🤖 AI Summary
This work addresses two key bottlenecks in fully homomorphic encryption (FHE)-based inference for deep CNNs: the computational inefficiency of homomorphically evaluating nonlinear activation functions (e.g., ReLU, SiLU), and the ciphertext capacity constraint that hinders high-resolution image processing. To overcome these, we propose a synergistic optimization framework combining single-stage fine-tuning (SFT) and generalized interleaved packing (GIP). Our approach employs low-degree polynomial approximations to precisely emulate activations and designs dedicated homomorphic operators accordingly. This enables, for the first time, end-to-end FHE-based object detection using the YOLO architecture—supporting arbitrary-resolution feature maps. Evaluated on CIFAR-10, ImageNet, and MS COCO, our method achieves accuracy comparable to plaintext baselines while significantly improving FHE inference efficiency and practicality. The proposed framework establishes a scalable new paradigm for privacy-preserving visual computing.
📝 Abstract
We address two fundamental challenges in adapting general deep CNNs for FHE-based inference: approximating non-linear activations such as ReLU with low-degree polynomials while minimizing accuracy degradation, and overcoming the ciphertext capacity barrier that constrains high-resolution image processing on FHE inference.
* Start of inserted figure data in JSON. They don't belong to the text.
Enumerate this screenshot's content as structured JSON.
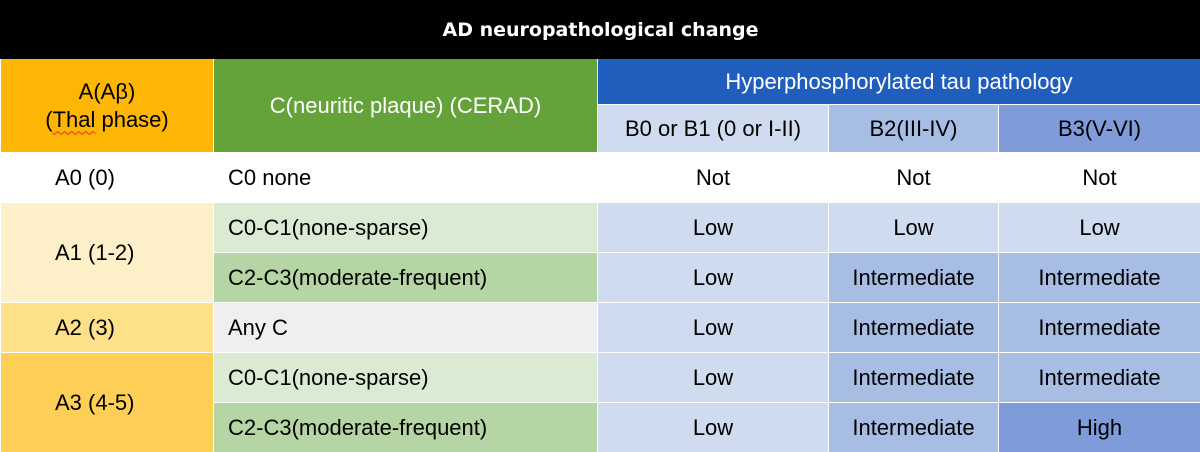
{
  "title": "AD neuropathological change",
  "header": {
    "a_line1": "A(Aβ)",
    "a_line2_spelled": "Thal",
    "a_line2_rest": " phase)",
    "a_line2_open": "(",
    "c": "C(neuritic plaque) (CERAD)",
    "tau": "Hyperphosphorylated tau pathology",
    "b_cols": [
      "B0 or B1 (0 or I-II)",
      "B2(III-IV)",
      "B3(V-VI)"
    ]
  },
  "rows": [
    {
      "a": "A0 (0)",
      "c": "C0 none",
      "b": [
        "Not",
        "Not",
        "Not"
      ]
    },
    {
      "a": "A1 (1-2)",
      "c": "C0-C1(none-sparse)",
      "b": [
        "Low",
        "Low",
        "Low"
      ]
    },
    {
      "a": "",
      "c": "C2-C3(moderate-frequent)",
      "b": [
        "Low",
        "Intermediate",
        "Intermediate"
      ]
    },
    {
      "a": "A2 (3)",
      "c": "Any C",
      "b": [
        "Low",
        "Intermediate",
        "Intermediate"
      ]
    },
    {
      "a": "A3 (4-5)",
      "c": "C0-C1(none-sparse)",
      "b": [
        "Low",
        "Intermediate",
        "Intermediate"
      ]
    },
    {
      "a": "",
      "c": "C2-C3(moderate-frequent)",
      "b": [
        "Low",
        "Intermediate",
        "High"
      ]
    }
  ],
  "colors": {
    "title_bg": "#000000",
    "a_header": "#fdb506",
    "c_header": "#63a33a",
    "tau_header": "#1f5ebc",
    "b0_header": "#cfdbee",
    "b2_header": "#a8bde3",
    "b3_header": "#7f9bda"
  }
}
Our contributions are twofold: (1) a single-stage fine-tuning (SFT) strategy that directly converts pre-trained CNNs into FHE-friendly forms using low-degree polynomials, achieving competitive accuracy with minimal training overhead; and (2) a generalized interleaved packing (GIP) scheme that is compatible with feature maps of virtually arbitrary spatial resolutions, accompanied by a suite of carefully designed homomorphic operators that preserve the GIP-form encryption throughout computation. These advances enable efficient, end-to-end FHE inference across diverse CNN architectures. Experiments on CIFAR-10, ImageNet, and MS COCO demonstrate that the FHE-friendly CNNs obtained via our SFT strategy achieve accuracy comparable to baselines using ReLU or SiLU activations. Moreover, this work presents the first demonstration of FHE-based inference for YOLO architectures in object detection leveraging low-degree polynomial activations.